A key challenge in estimating the effectiveness of the payment in this context is that everyone, barring the groups we discussed, is eligible in D.C. So, you need information outside of D.C. on similar outcomes and measures in order to get a sense of the efficacy. The goal is to use this information to determine what the child care outcomes in D.C. would have been without the Pay Equity Fund. We can’t know that, but we do our best in this case to project what that would be using information from the Bureau of Labor Statistics at the Department of Labor, which measures the number of workers, the number of employers, and then the average weekly wage that are reported by employers across different sectors and geographic areas.

Using that information, we formed what we called a synthetic Washington, D.C., which was based on a weighted combination of several other counties in the U.S. that had close to identical levels of those three outcomes over time. If there is an impact, you can observe how the actual D.C. diverges from its synthetic counterpart. And what we found in both reports was that the number of child care educators in the District grew in magnitude over time, both overall and within the child care sector specifically.

We didn’t find an impact on the number of employers, which would suggest the increase in educators is being driven by improved retention and hiring among existing employers. Receiving a payment this large provides something like a 40% wage boost for the average educator in D.C., so this is a really substantial.

The most recent quarter of data in our second report was the third quarter of 2023, and at that point in time, the impact was 219 educators, which was about a 7% increase over the levels for the control group when the fund was launched. We contextualized that by using the same procedure with every other county in our analysis that didn’t implement the fund and we basically found that the impact for D.C. was larger than about 96% of the other counties. Those two pieces of information are the key conclusions from this analysis.

And were you seeing decreases in other analogous counties, or just not as strong rate of increases in the number of educators, or both?

That’s a good question. In the synthetic Washington, D.C. we created, there was a slight increase, but you tended to see more of a plateauing pattern over time. A lot of the overall changes in levels prior to the launch of the fund were due to the pandemic and you see this plateau around 2022 as things begin to improve. And then you see additional growth in D.C. as a result of these payments.

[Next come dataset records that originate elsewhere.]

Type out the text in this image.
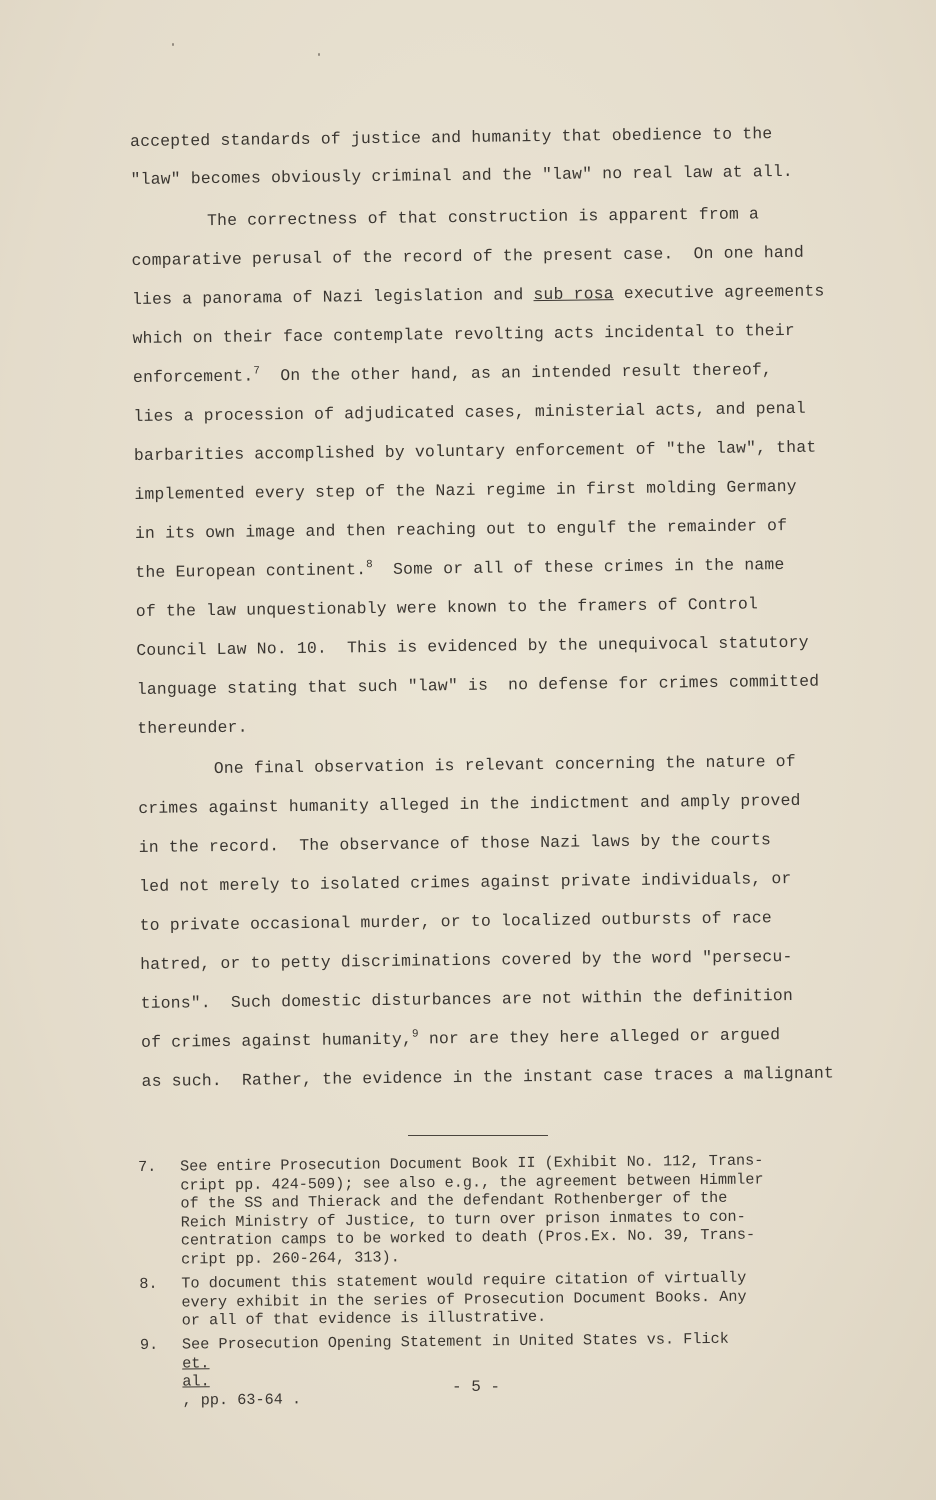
accepted standards of justice and humanity that obedience to the
"law" becomes obviously criminal and the "law" no real law at all.
The correctness of that construction is apparent from a
comparative perusal of the record of the present case.  On one hand
lies a panorama of Nazi legislation and sub rosa executive agreements
which on their face contemplate revolting acts incidental to their
enforcement.$^7$  On the other hand, as an intended result thereof,
lies a procession of adjudicated cases, ministerial acts, and penal
barbarities accomplished by voluntary enforcement of "the law", that
implemented every step of the Nazi regime in first molding Germany
in its own image and then reaching out to engulf the remainder of
the European continent.$^8$  Some or all of these crimes in the name
of the law unquestionably were known to the framers of Control
Council Law No. 10.  This is evidenced by the unequivocal statutory
language stating that such "law" is  no defense for crimes committed
thereunder.
One final observation is relevant concerning the nature of
crimes against humanity alleged in the indictment and amply proved
in the record.  The observance of those Nazi laws by the courts
led not merely to isolated crimes against private individuals, or
to private occasional murder, or to localized outbursts of race
hatred, or to petty discriminations covered by the word "persecu-
tions".  Such domestic disturbances are not within the definition
of crimes against humanity,$^9$ nor are they here alleged or argued
as such.  Rather, the evidence in the instant case traces a malignant
7. See entire Prosecution Document Book II (Exhibit No. 112, Trans-
cript pp. 424-509); see also e.g., the agreement between Himmler
of the SS and Thierack and the defendant Rothenberger of the
Reich Ministry of Justice, to turn over prison inmates to con-
centration camps to be worked to death (Pros.Ex. No. 39, Trans-
cript pp. 260-264, 313).
8. To document this statement would require citation of virtually
every exhibit in the series of Prosecution Document Books. Any
or all of that evidence is illustrative.
9. See Prosecution Opening Statement in United States vs. Flick
et.
al.
, pp. 63-64 .
- 5 -
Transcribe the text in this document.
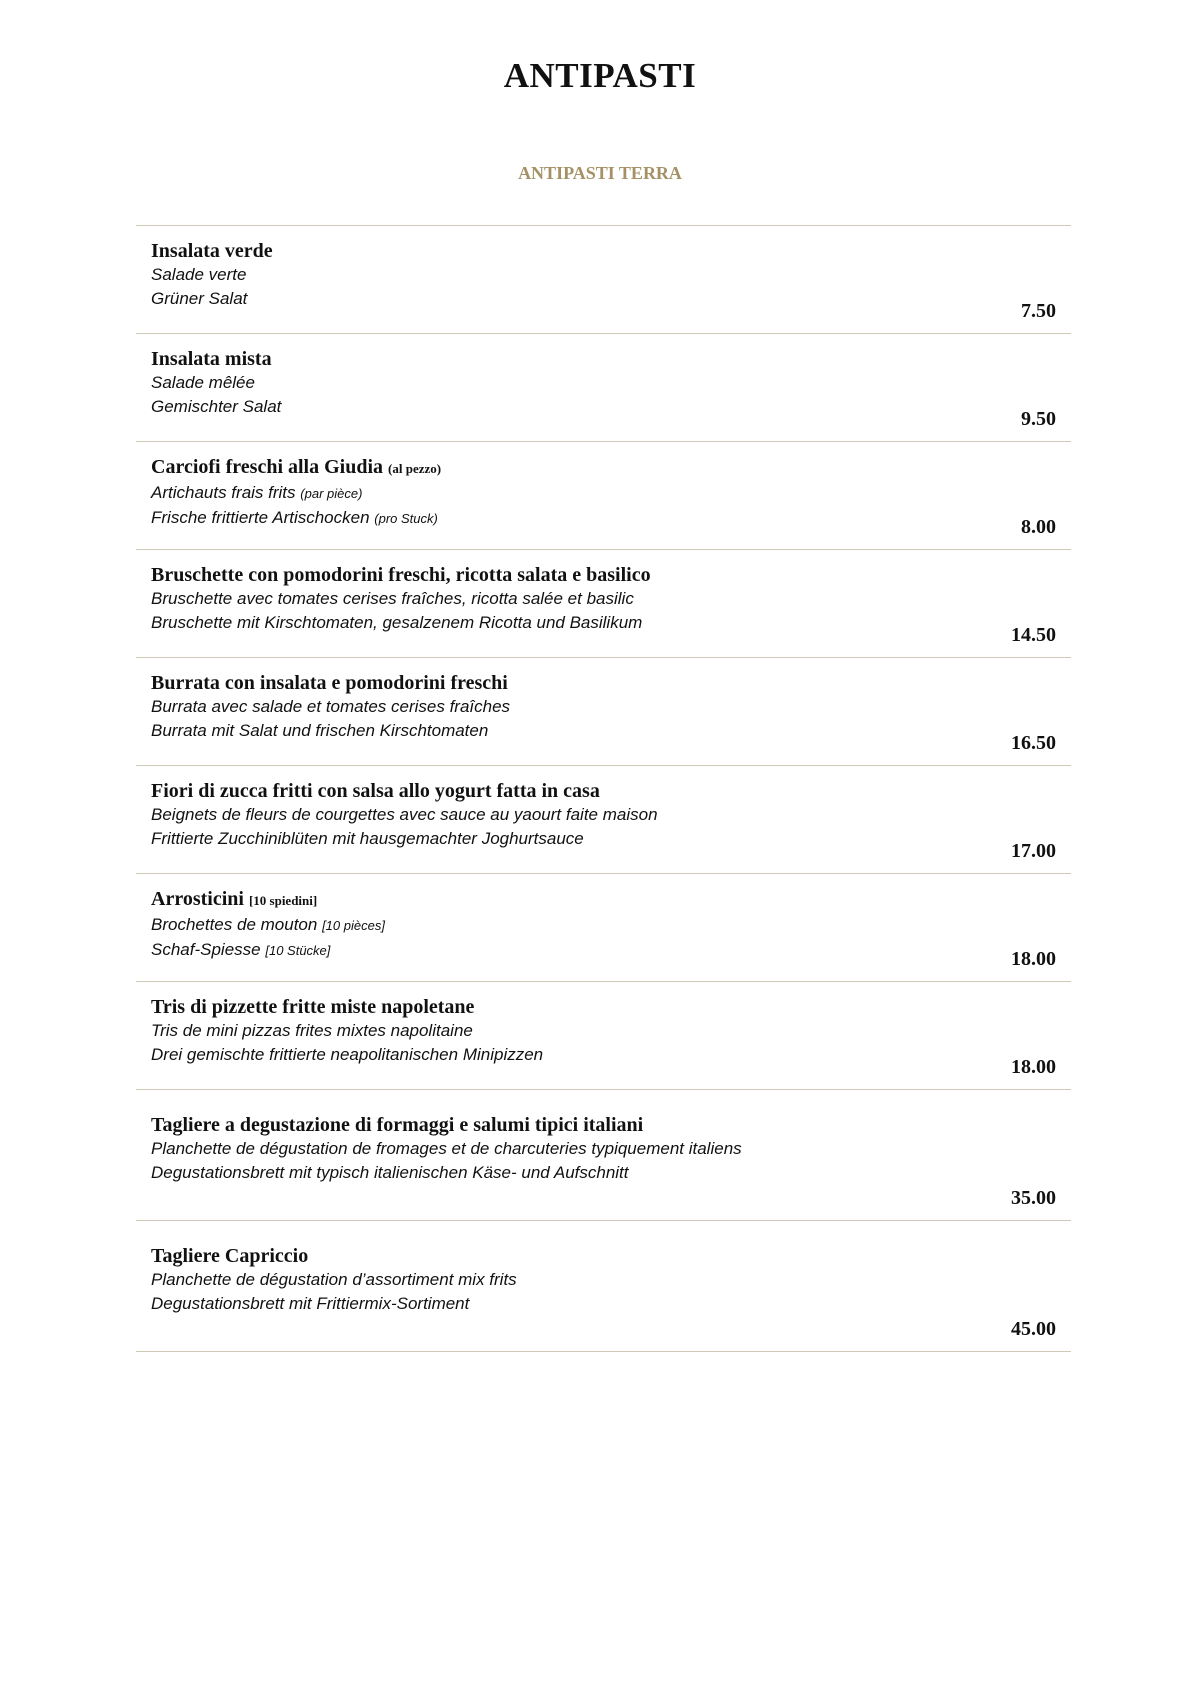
ANTIPASTI
ANTIPASTI TERRA
Insalata verde
Salade verte
Grüner Salat
7.50
Insalata mista
Salade mêlée
Gemischter Salat
9.50
Carciofi freschi alla Giudia (al pezzo)
Artichauts frais frits (par pièce)
Frische frittierte Artischocken (pro Stuck)	8.00
Bruschette con pomodorini freschi, ricotta salata e basilico
Bruschette avec tomates cerises fraîches, ricotta salée et basilic
Bruschette mit Kirschtomaten, gesalzenem Ricotta und Basilikum
14.50
Burrata con insalata e pomodorini freschi
Burrata avec salade et tomates cerises fraîches
Burrata mit Salat und frischen Kirschtomaten
16.50
Fiori di zucca fritti con salsa allo yogurt fatta in casa
Beignets de fleurs de courgettes avec sauce au yaourt faite maison
Frittierte Zucchiniblüten mit hausgemachter Joghurtsauce
17.00
Arrosticini [10 spiedini]
Brochettes de mouton [10 pièces]
Schaf-Spiesse [10 Stücke]	18.00
Tris di pizzette fritte miste napoletane
Tris de mini pizzas frites mixtes napolitaine
Drei gemischte frittierte neapolitanischen Minipizzen
18.00
Tagliere a degustazione di formaggi e salumi tipici italiani
Planchette de dégustation de fromages et de charcuteries typiquement italiens
Degustationsbrett mit typisch italienischen Käse- und Aufschnitt
35.00
Tagliere Capriccio
Planchette de dégustation d’assortiment mix frits
Degustationsbrett mit Frittiermix-Sortiment
45.00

What is the status of the program now—I know it’s been under discussion by the D.C. City Council.

There’s been some budget drama over the last couple of months. In the initial budget, the mayor actually had proposed cutting the Pay Equity Fund altogether, which really surprised and energized advocates. Phil Mendelsohn, the chairman of the council, opposed that and thanks to the work of advocates—and I’d like to think our evidence was helpful—the fund was added back in and restored at $70 million. It was a little less than what had previously been planned for 2025—about $15 million less— so I think advocates would call that a partial victory.

We’ll have to keep an eye on it. The program is groundbreaking because it’s so large—it’s serving over 4,000 educators—and it’s expensive. So, the sustainability of programs like this is something to think about

Is this being tried anywhere else?

Not like this. During the pandemic, federal relief dollars were used by states in a number of ways, and one of those ways was to boost educators’ salaries. In September of this past year, those funds dried up, so those programs sort of evaporated with them and they were not nearly as large as what’s happening in D.C. to begin with. But there’s growing interest in these kinds of policies, and I expect to see states and counties continue to pursue creative angles. There are a couple of states that are doing innovative things, such as changing the reimbursement rates for child care subsidies.